Thursday, August 03, 2023

If You Want a Gippo for a Neighbour

Nearly sixty years ago, a Conservative candidate won a by-election after the local neo-Nazis had obligingly popularised the slogan, "if you want a nigger for a neighbour, vote Liberal or Labour." The slogan was endorsed by the Conservative, who proclaimed that he would not condemn any man who used it; and patriots will rejoice that this great British tradition is far from dead, although the advent of things like Shaun Bailey and James Cleverly has resulted in a slight shift of emphasis. The Secretary of State for Wales has celebrated the international memorial day for the Roma Holocaust by distributing leaflets asking home-owners and other real people for their confidential opinions on the possibility of Gypsy, Roma and Traveller sites in their county. Several campaigning organisations have condemned the text as bordering on racism, thus sidelining the many millions of Gypsies and Travellers who have eagerly informed the Secretary of State about their own dislike of the Labour council's proposed sites. I am sure we all remember the equally typical millions among the Windrush generation who wept upon Conservative Party shoulders over their longing to return to their tribal lands and live among their own kind. In any case, as a result of his bordering on public service the Secretary of State has become the latest minister from the former party of law and order to have his collar felt by the police; while in view of the relative rarity of Gypsy Zionists, Team Starmer will doubtless be ordering the local authority to examine its conscience.
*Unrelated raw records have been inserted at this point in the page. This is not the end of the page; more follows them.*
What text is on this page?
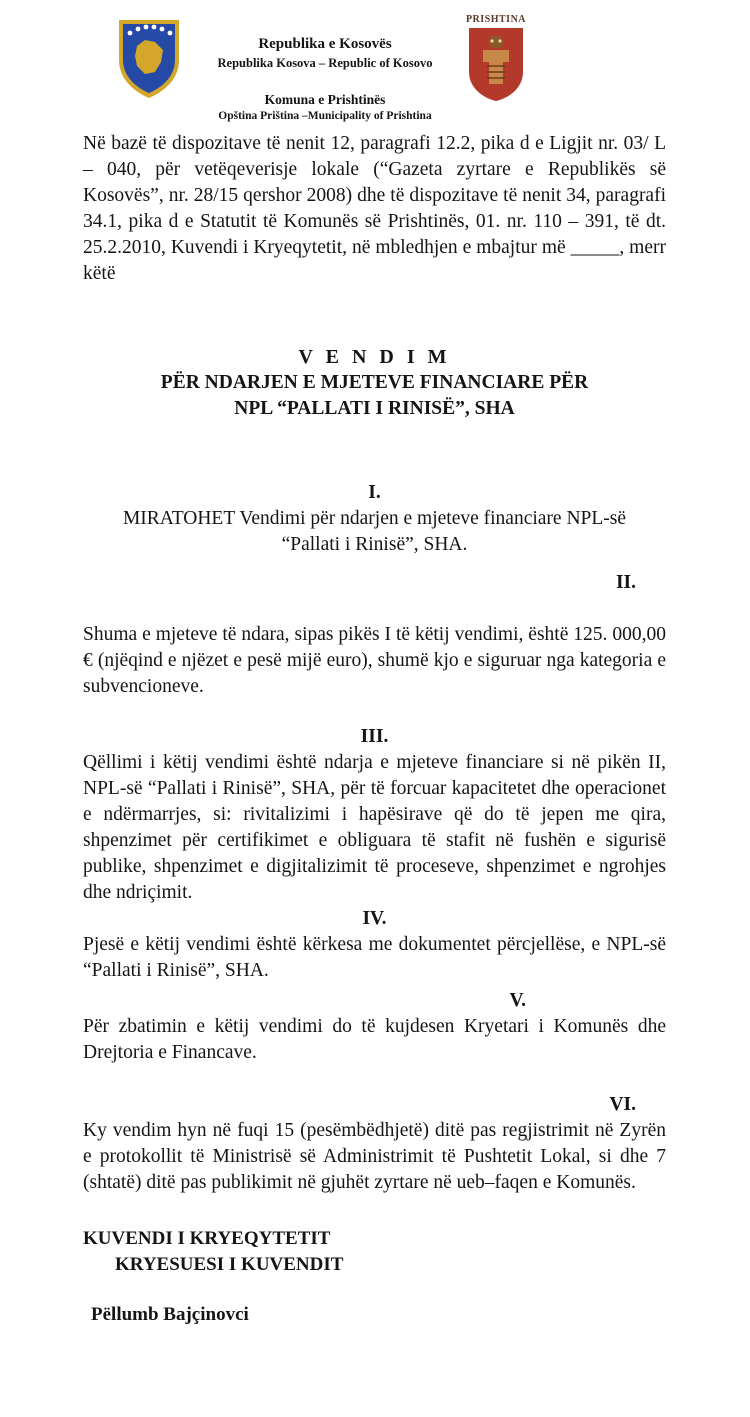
Republika e Kosovës
Republika Kosova – Republic of Kosovo
Komuna e Prishtinës
Opština Priština –Municipality of Prishtina
PRISHTINA

Në bazë të dispozitave të nenit 12, paragrafi 12.2, pika d e Ligjit nr. 03/ L – 040, për vetëqeverisje lokale (“Gazeta zyrtare e Republikës së Kosovës”, nr. 28/15 qershor 2008) dhe të dispozitave të nenit 34, paragrafi 34.1, pika d e Statutit të Komunës së Prishtinës, 01. nr. 110 – 391, të dt. 25.2.2010, Kuvendi i Kryeqytetit, në mbledhjen e mbajtur më _____, merr këtë

V E N D I M
PËR NDARJEN E MJETEVE FINANCIARE PËR
NPL “PALLATI I RINISË”, SHA
I.
MIRATOHET Vendimi për ndarjen e mjeteve financiare NPL-së
“Pallati i Rinisë”, SHA.
II.

Shuma e mjeteve të ndara, sipas pikës I të këtij vendimi, është 125. 000,00 € (njëqind e njëzet e pesë mijë euro), shumë kjo e siguruar nga kategoria e subvencioneve.

III.

Qëllimi i këtij vendimi është ndarja e mjeteve financiare si në pikën II, NPL-së “Pallati i Rinisë”, SHA, për të forcuar kapacitetet dhe operacionet e ndërmarrjes, si: rivitalizimi i hapësirave që do të jepen me qira, shpenzimet për certifikimet e obliguara të stafit në fushën e sigurisë publike, shpenzimet e digjitalizimit të proceseve, shpenzimet e ngrohjes dhe ndriçimit.

IV.

Pjesë e këtij vendimi është kërkesa me dokumentet përcjellëse, e NPL-së “Pallati i Rinisë”, SHA.

V.

Për zbatimin e këtij vendimi do të kujdesen Kryetari i Komunës dhe Drejtoria e Financave.

VI.

Ky vendim hyn në fuqi 15 (pesëmbëdhjetë) ditë pas regjistrimit në Zyrën e protokollit të Ministrisë së Administrimit të Pushtetit Lokal, si dhe 7 (shtatë) ditë pas publikimit në gjuhët zyrtare në ueb–faqen e Komunës.

KUVENDI I KRYEQYTETIT
KRYESUESI I KUVENDIT
Pëllumb Bajçinovci
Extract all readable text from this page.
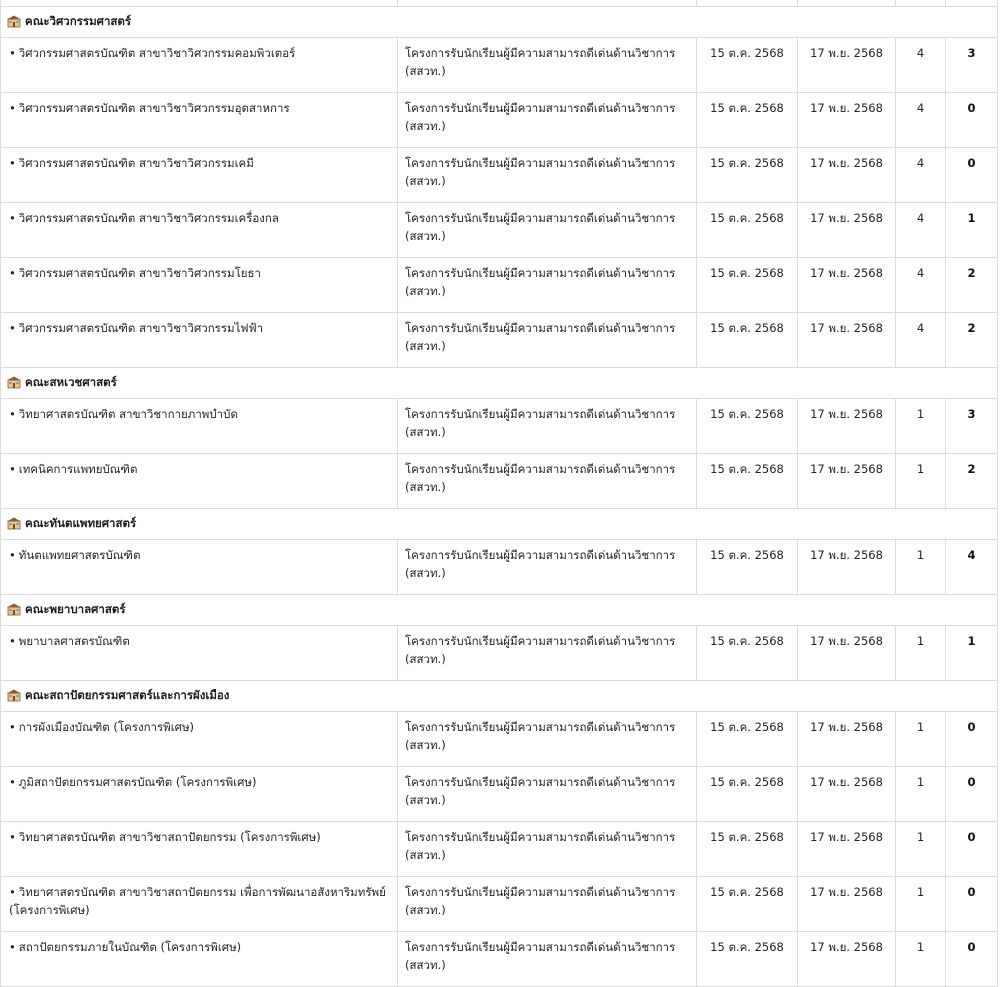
คณะวิศวกรรมศาสตร์					
• วิศวกรรมศาสตรบัณฑิต สาขาวิชาวิศวกรรมคอมพิวเตอร์	โครงการรับนักเรียนผู้มีความสามารถดีเด่นด้านวิชาการ (สสวท.)	15 ต.ค. 2568	17 พ.ย. 2568	4	3
• วิศวกรรมศาสตรบัณฑิต สาขาวิชาวิศวกรรมอุตสาหการ	โครงการรับนักเรียนผู้มีความสามารถดีเด่นด้านวิชาการ (สสวท.)	15 ต.ค. 2568	17 พ.ย. 2568	4	0
• วิศวกรรมศาสตรบัณฑิต สาขาวิชาวิศวกรรมเคมี	โครงการรับนักเรียนผู้มีความสามารถดีเด่นด้านวิชาการ (สสวท.)	15 ต.ค. 2568	17 พ.ย. 2568	4	0
• วิศวกรรมศาสตรบัณฑิต สาขาวิชาวิศวกรรมเครื่องกล	โครงการรับนักเรียนผู้มีความสามารถดีเด่นด้านวิชาการ (สสวท.)	15 ต.ค. 2568	17 พ.ย. 2568	4	1
• วิศวกรรมศาสตรบัณฑิต สาขาวิชาวิศวกรรมโยธา	โครงการรับนักเรียนผู้มีความสามารถดีเด่นด้านวิชาการ (สสวท.)	15 ต.ค. 2568	17 พ.ย. 2568	4	2
• วิศวกรรมศาสตรบัณฑิต สาขาวิชาวิศวกรรมไฟฟ้า	โครงการรับนักเรียนผู้มีความสามารถดีเด่นด้านวิชาการ (สสวท.)	15 ต.ค. 2568	17 พ.ย. 2568	4	2
คณะสหเวชศาสตร์					
• วิทยาศาสตรบัณฑิต สาขาวิชากายภาพบำบัด	โครงการรับนักเรียนผู้มีความสามารถดีเด่นด้านวิชาการ (สสวท.)	15 ต.ค. 2568	17 พ.ย. 2568	1	3
• เทคนิคการแพทยบัณฑิต	โครงการรับนักเรียนผู้มีความสามารถดีเด่นด้านวิชาการ (สสวท.)	15 ต.ค. 2568	17 พ.ย. 2568	1	2
คณะทันตแพทยศาสตร์					
• ทันตแพทยศาสตรบัณฑิต	โครงการรับนักเรียนผู้มีความสามารถดีเด่นด้านวิชาการ (สสวท.)	15 ต.ค. 2568	17 พ.ย. 2568	1	4
คณะพยาบาลศาสตร์					
• พยาบาลศาสตรบัณฑิต	โครงการรับนักเรียนผู้มีความสามารถดีเด่นด้านวิชาการ (สสวท.)	15 ต.ค. 2568	17 พ.ย. 2568	1	1
คณะสถาปัตยกรรมศาสตร์และการผังเมือง					
• การผังเมืองบัณฑิต (โครงการพิเศษ)	โครงการรับนักเรียนผู้มีความสามารถดีเด่นด้านวิชาการ (สสวท.)	15 ต.ค. 2568	17 พ.ย. 2568	1	0
• ภูมิสถาปัตยกรรมศาสตรบัณฑิต (โครงการพิเศษ)	โครงการรับนักเรียนผู้มีความสามารถดีเด่นด้านวิชาการ (สสวท.)	15 ต.ค. 2568	17 พ.ย. 2568	1	0
• วิทยาศาสตรบัณฑิต สาขาวิชาสถาปัตยกรรม (โครงการพิเศษ)	โครงการรับนักเรียนผู้มีความสามารถดีเด่นด้านวิชาการ (สสวท.)	15 ต.ค. 2568	17 พ.ย. 2568	1	0
• วิทยาศาสตรบัณฑิต สาขาวิชาสถาปัตยกรรม เพื่อการพัฒนาอสังหาริมทรัพย์ (โครงการพิเศษ)	โครงการรับนักเรียนผู้มีความสามารถดีเด่นด้านวิชาการ (สสวท.)	15 ต.ค. 2568	17 พ.ย. 2568	1	0
• สถาปัตยกรรมภายในบัณฑิต (โครงการพิเศษ)	โครงการรับนักเรียนผู้มีความสามารถดีเด่นด้านวิชาการ (สสวท.)	15 ต.ค. 2568	17 พ.ย. 2568	1	0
Wednesday, August 02, 2023

Bad Etymology

Employ, v.t. from em- into and ploy a feint or stratagem: to perform the corporate act of taking in.

Railway, n. from rail to rant, complain or criticise, and -way abbreviation of away; hence an unworthy mode of transport reviled to the point of justified extinction for its undermining of the sacred automobile.

Tuesday, August 01, 2023

You've Got to Laugh

Oh, what larks! What jolly old fun! Hot on the heels of the strutting Caudillo emeritus of the Farage Falange posturing as a champion of the little folk against the big bad banks, the robber barons' Bertie Wooster is having a bit of trouble with newts. Some Fink-Nottle favourites are apparently hindering planned improvements to the residence he shares with his most recent wife and a percentage of the spawn; and with the usual help from Britain's free, fearless and cantankerous Press, the National Johnson has regained his clown status, the strutting Caudillo has returned as Robin Hood, and the grown-ups are truly back in charge.